Its research note published today forecast overall airline capacity back to 72% of 2019 levels in the current quarter, which compares with 61% in the third quarter.

But Bank of America points out that European airlines are far more exposed to higher fuel prices than before the pandemic because they reduced their hedging during the crisis.

It added: “Historically, airlines have passed on fuel prices through ticket fares over time but it may be more difficult for them to pass on higher costs this year given demand is still recovering.”

More details will emerge in forthcoming earnings updates, but in the meantime Bank of America names IAG and easyJet as its top picks among the European airlines. Luton-based easyJet has a price target of 820p, but the shares were 27.2p lower at 586p in today's industry sell-off.

Wizz Air (LSE:WIZZ) also fell 180p to 4,281p, with the bank removing its “buy” recommendation due to challenges around the European carrier's ultra-low fares strategy at a time of rising fuel costs.

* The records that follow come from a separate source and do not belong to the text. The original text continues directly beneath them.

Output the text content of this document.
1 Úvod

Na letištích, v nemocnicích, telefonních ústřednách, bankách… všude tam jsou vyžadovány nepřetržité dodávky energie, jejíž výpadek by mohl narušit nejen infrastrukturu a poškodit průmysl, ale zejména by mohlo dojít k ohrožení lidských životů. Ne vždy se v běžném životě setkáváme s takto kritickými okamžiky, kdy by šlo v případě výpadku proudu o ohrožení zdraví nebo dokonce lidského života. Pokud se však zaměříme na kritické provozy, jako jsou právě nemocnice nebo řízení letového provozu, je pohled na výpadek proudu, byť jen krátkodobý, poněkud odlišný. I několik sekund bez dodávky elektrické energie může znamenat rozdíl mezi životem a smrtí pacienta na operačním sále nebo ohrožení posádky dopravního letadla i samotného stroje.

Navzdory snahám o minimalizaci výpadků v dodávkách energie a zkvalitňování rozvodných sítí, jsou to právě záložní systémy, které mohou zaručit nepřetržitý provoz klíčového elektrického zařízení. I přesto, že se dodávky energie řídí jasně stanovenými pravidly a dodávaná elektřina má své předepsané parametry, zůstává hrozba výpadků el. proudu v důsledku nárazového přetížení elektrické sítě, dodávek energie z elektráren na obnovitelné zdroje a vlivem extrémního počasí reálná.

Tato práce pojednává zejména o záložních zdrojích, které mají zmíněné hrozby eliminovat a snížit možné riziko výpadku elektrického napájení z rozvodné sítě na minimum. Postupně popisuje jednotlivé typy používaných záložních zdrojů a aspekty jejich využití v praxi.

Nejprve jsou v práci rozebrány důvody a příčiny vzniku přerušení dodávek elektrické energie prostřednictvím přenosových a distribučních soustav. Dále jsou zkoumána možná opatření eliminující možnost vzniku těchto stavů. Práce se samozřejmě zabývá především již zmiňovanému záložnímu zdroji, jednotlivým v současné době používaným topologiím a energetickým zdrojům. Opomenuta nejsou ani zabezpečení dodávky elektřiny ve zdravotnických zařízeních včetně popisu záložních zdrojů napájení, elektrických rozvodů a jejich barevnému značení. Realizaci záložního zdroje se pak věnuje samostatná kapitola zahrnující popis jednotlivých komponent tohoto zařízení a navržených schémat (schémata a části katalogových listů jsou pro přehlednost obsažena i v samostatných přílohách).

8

Peel Hunt is now much less optimistic about IAG, however, after reducing its target price from 215p to 178p. Under the headline “Green light to US, red light on costs”, the broker estimates that jet fuel has risen 19% in a month and by about 25% in a year.

Even though US travel restrictions are set to ease for double-vaccinated passengers from 8 November, this release of pent-up leisure and business demand is happening later than the broker's original assumption for a September return.

Analyst Alex Paterson said: “We cut our forecasts by a significant amount as we do not expect yields to rise sufficiently quickly to mitigate the fuel cost pressure, which may worsen and be exacerbated by higher airport charges.”

Heathrow passenger charges now look set to increase by up to 56% from next year, which Paterson notes will leave BA paying much more than it does at other airports.